You could explain "his" theory and its technical applications, but during his lifetime, he never laid out a "Dow Theory," per se. When he first began compiling stock market averages in 1884 -- before the WSJ even existed -- he hadn't established much besides an index with an all-inclusive "index number" by which to measure the stock market. Later he added his intuitive opinions. In fact, the Dow Theory as we know it today was only named and extracted from his WSJ editorials twenty years after his death by other market technicians, like William P. Hamilton.
Standing over six feet tall, yet slightly stooped and weighing over 200 with dark eyes and brows, a jet-black beard, and walrus mustache, ultra-conservative Dow had a grave air about him, spoke with measured speech and was reminiscent of an overly serious college professor. He never raised his voice and often said it took him a full 24 hours to get angry, and once angry, he stayed angry. The professorial analogy is strengthened by the fact that, working during the end of the robber baron era, he never chose to play that game, never tried to make a market fortune for himself; he instead chose, to be a sidelines observer and commentator.
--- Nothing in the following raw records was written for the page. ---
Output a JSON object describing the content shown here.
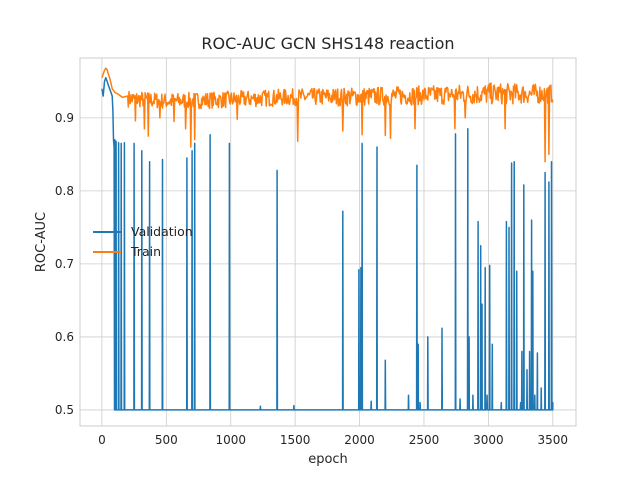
{
  "chart_data": {
    "type": "line",
    "title": "ROC-AUC GCN SHS148 reaction",
    "xlabel": "epoch",
    "ylabel": "ROC-AUC",
    "xlim": [
      -170,
      3680
    ],
    "ylim": [
      0.478,
      0.982
    ],
    "xticks": [
      0,
      500,
      1000,
      1500,
      2000,
      2500,
      3000,
      3500
    ],
    "yticks": [
      0.5,
      0.6,
      0.7,
      0.8,
      0.9
    ],
    "ytick_labels": [
      "0.5",
      "0.6",
      "0.7",
      "0.8",
      "0.9"
    ],
    "grid": true,
    "legend_position": "center-left",
    "series": [
      {
        "name": "Validation",
        "color": "#1f77b4",
        "baseline": 0.5,
        "start": [
          [
            0,
            0.94
          ],
          [
            10,
            0.93
          ],
          [
            20,
            0.95
          ],
          [
            30,
            0.955
          ],
          [
            40,
            0.95
          ],
          [
            50,
            0.945
          ],
          [
            60,
            0.94
          ],
          [
            70,
            0.935
          ],
          [
            80,
            0.93
          ],
          [
            85,
            0.91
          ],
          [
            90,
            0.87
          ],
          [
            95,
            0.86
          ],
          [
            100,
            0.5
          ]
        ],
        "spikes": [
          [
            100,
            0.87
          ],
          [
            110,
            0.868
          ],
          [
            130,
            0.866
          ],
          [
            150,
            0.865
          ],
          [
            175,
            0.866
          ],
          [
            250,
            0.865
          ],
          [
            310,
            0.855
          ],
          [
            370,
            0.84
          ],
          [
            470,
            0.843
          ],
          [
            660,
            0.845
          ],
          [
            700,
            0.855
          ],
          [
            720,
            0.865
          ],
          [
            840,
            0.877
          ],
          [
            990,
            0.865
          ],
          [
            1230,
            0.505
          ],
          [
            1360,
            0.828
          ],
          [
            1490,
            0.506
          ],
          [
            1870,
            0.772
          ],
          [
            1995,
            0.692
          ],
          [
            2010,
            0.695
          ],
          [
            2020,
            0.865
          ],
          [
            2090,
            0.512
          ],
          [
            2135,
            0.86
          ],
          [
            2200,
            0.568
          ],
          [
            2380,
            0.52
          ],
          [
            2445,
            0.835
          ],
          [
            2455,
            0.59
          ],
          [
            2470,
            0.51
          ],
          [
            2530,
            0.6
          ],
          [
            2640,
            0.612
          ],
          [
            2745,
            0.878
          ],
          [
            2780,
            0.515
          ],
          [
            2840,
            0.885
          ],
          [
            2850,
            0.6
          ],
          [
            2880,
            0.52
          ],
          [
            2920,
            0.758
          ],
          [
            2940,
            0.725
          ],
          [
            2950,
            0.645
          ],
          [
            2975,
            0.695
          ],
          [
            2990,
            0.52
          ],
          [
            3010,
            0.698
          ],
          [
            3030,
            0.59
          ],
          [
            3100,
            0.51
          ],
          [
            3140,
            0.758
          ],
          [
            3160,
            0.75
          ],
          [
            3180,
            0.838
          ],
          [
            3200,
            0.84
          ],
          [
            3220,
            0.69
          ],
          [
            3250,
            0.51
          ],
          [
            3260,
            0.58
          ],
          [
            3275,
            0.808
          ],
          [
            3300,
            0.555
          ],
          [
            3320,
            0.58
          ],
          [
            3335,
            0.76
          ],
          [
            3345,
            0.69
          ],
          [
            3360,
            0.52
          ],
          [
            3380,
            0.578
          ],
          [
            3410,
            0.53
          ],
          [
            3440,
            0.825
          ],
          [
            3470,
            0.812
          ],
          [
            3490,
            0.84
          ],
          [
            3500,
            0.51
          ]
        ]
      },
      {
        "name": "Train",
        "color": "#ff7f0e",
        "start": [
          [
            0,
            0.955
          ],
          [
            10,
            0.96
          ],
          [
            20,
            0.965
          ],
          [
            30,
            0.968
          ],
          [
            40,
            0.966
          ],
          [
            50,
            0.96
          ],
          [
            60,
            0.955
          ],
          [
            70,
            0.948
          ],
          [
            80,
            0.94
          ],
          [
            100,
            0.935
          ],
          [
            130,
            0.932
          ],
          [
            160,
            0.928
          ],
          [
            200,
            0.93
          ]
        ],
        "band_lower": [
          [
            200,
            0.915
          ],
          [
            500,
            0.912
          ],
          [
            900,
            0.913
          ],
          [
            1500,
            0.917
          ],
          [
            2000,
            0.916
          ],
          [
            2500,
            0.918
          ],
          [
            3000,
            0.918
          ],
          [
            3500,
            0.92
          ]
        ],
        "band_upper": [
          [
            200,
            0.938
          ],
          [
            500,
            0.934
          ],
          [
            900,
            0.936
          ],
          [
            1500,
            0.94
          ],
          [
            2000,
            0.942
          ],
          [
            2500,
            0.944
          ],
          [
            3000,
            0.948
          ],
          [
            3500,
            0.946
          ]
        ],
        "dips": [
          [
            160,
            0.905
          ],
          [
            260,
            0.896
          ],
          [
            330,
            0.885
          ],
          [
            360,
            0.875
          ],
          [
            450,
            0.9
          ],
          [
            560,
            0.895
          ],
          [
            650,
            0.885
          ],
          [
            690,
            0.86
          ],
          [
            720,
            0.87
          ],
          [
            1050,
            0.898
          ],
          [
            1520,
            0.868
          ],
          [
            1870,
            0.882
          ],
          [
            2020,
            0.877
          ],
          [
            2200,
            0.876
          ],
          [
            2240,
            0.872
          ],
          [
            2430,
            0.885
          ],
          [
            2740,
            0.885
          ],
          [
            2820,
            0.9
          ],
          [
            3130,
            0.885
          ],
          [
            3440,
            0.84
          ],
          [
            3470,
            0.85
          ]
        ]
      }
    ]
  }
}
He was born on a Connecticut farm in 1851 and worked odd jobs as a kid. His father died when he was six. When he was old enough to choose his career, he chose to abandon farm life for the pen. Following a scant education, he apprenticed for six years with the influential Massachusetts newspaper, the Springfield Republican. Then he moved to a Providence, Rhode Island paper, where he found his niche in financial writing while covering the mining industry beat.
Having made a modest name for himself, Dow, at 31, next ventured to New York and in 1882, founded Dow, Jones & Company with fellow reporter Eddie Jones. They used second-hand office equipment and worked out of a tiny, one-room office in a ramshackle building at 15 Wall Street, building a profitable news agency. They provided daily financial news updates to subscribers, who were mostly typical Wall Street wags. Printed news was scarce on the Street, and there was a value to being plugged into news sources even if they were little more reliable than the gossip proliferating through the crowd. So, their service was cherished, and the firm grew rapidly within the year. Soon, they started publishing a two-page newspaper called the Customer's Afternoon Letter -- the WSJ's predecessor.
It was in the Letter that Dow first published his average, which he left unnamed. For example, on February 20, 1885, his average was compiled from 14 companies -- 12 railroads and two industrials -- whose closing prices totaled 892.92. Dividing this figure by 14, he came up with 63.78. Since the previous day's close was 64.73, the market was said to be down nearly a point for the day. A more precise observer might have been able to note that it was down 1.47 percent. The index was the first enduring attempt at precise market measurement. The index also gave birth to what would later evolve into the entire realm of "technical" analysis, wherein people forecast future price activity based on pricing history.